<演講公告>2023-6-14 (Wed.) Design and Verification of the Arm Confidential Compute Architecture @BL201

  • 2023-06-02
  • 李依芸
EECS Lecture’s informationw:
  • Speaker: Prof. Jason Nieh, Department of Computer Science at Columbia University
  • Topic: Design and Verification of the Arm Confidential Compute Architecture
  • Date: 2023-6-14 (Wed.) 12:40pm-2:00pm
  • Location: R201, BL Building
  • Abstract:
The increasing use of sensitive private data in computing is matched by a growing concern regarding data privacy. System software such as hypervisors and operating systems are supposed to protect and isolate applications and their private data, but their large codebases contain many vulnerabilities that can risk data confidentiality and integrity. I will discuss our work on Realms, a new abstraction for confidential computing to protect the data confidentiality and integrity of virtual machines.

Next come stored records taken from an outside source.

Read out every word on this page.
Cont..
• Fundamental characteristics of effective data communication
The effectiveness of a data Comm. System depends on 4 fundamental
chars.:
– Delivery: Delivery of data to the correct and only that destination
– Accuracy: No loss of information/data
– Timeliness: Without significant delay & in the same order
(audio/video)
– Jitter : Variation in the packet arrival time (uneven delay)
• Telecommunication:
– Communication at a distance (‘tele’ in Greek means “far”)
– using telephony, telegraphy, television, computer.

Hardware creates and enforces Realm world, a new physical address space for Realms. Firmware controls the hardware to secure Realms and handles requests from untrusted system software to manage Realms, including creating and running them. Untrusted system software retains control of the dynamic allocation of memory to Realms, but cannot access Realm memory contents, even if run at a higher privileged level. To guarantee the security of Realms, we verified the firmware, introducing novel verification techniques that enable us to prove, for the first time, the security and correctness of concurrent software with fine-grained locking and dynamically allocated shared page tables, data races in kernel code running on relaxed memory hardware, integrated C and Arm assembly code calling one another, and untrusted software being in full control of allocating system resources. Realms are included in the Arm Confidential Compute Architecture and Armv9, the next version of the Arm CPU architecture.
  • Biography:
Jason Nieh is Professor of Computer Science at Columbia University. Technologies he developed are widely used in major operating system platforms, including Android and Linux, and are built into Arm processors, billions of which ship each year. He was the first to use virtualization as a classroom teaching tool, which has become common practice at universities around the world. Nieh is a Fellow of the ACM, IEEE, and John Simon Guggenheim Memorial Foundation. Other honors for his research work include a Sigma Xi Young Investigator Award, a National Science Foundation CAREER Award, a Department of Energy Early Career Award, numerous industry research awards, including those from Amazon, Google, and IBM, and various best paper awards, including those from MobiCom, OSDI, SIGCSE, SIGMETRICS, and SOSP. Nieh earned his B.S. from MIT and his M.S. and Ph.D. from Stanford University, all in Electrical Engineering. He is married to Belinda Nieh and they have four children, Joanna, Caleb, Emma, and Zachary.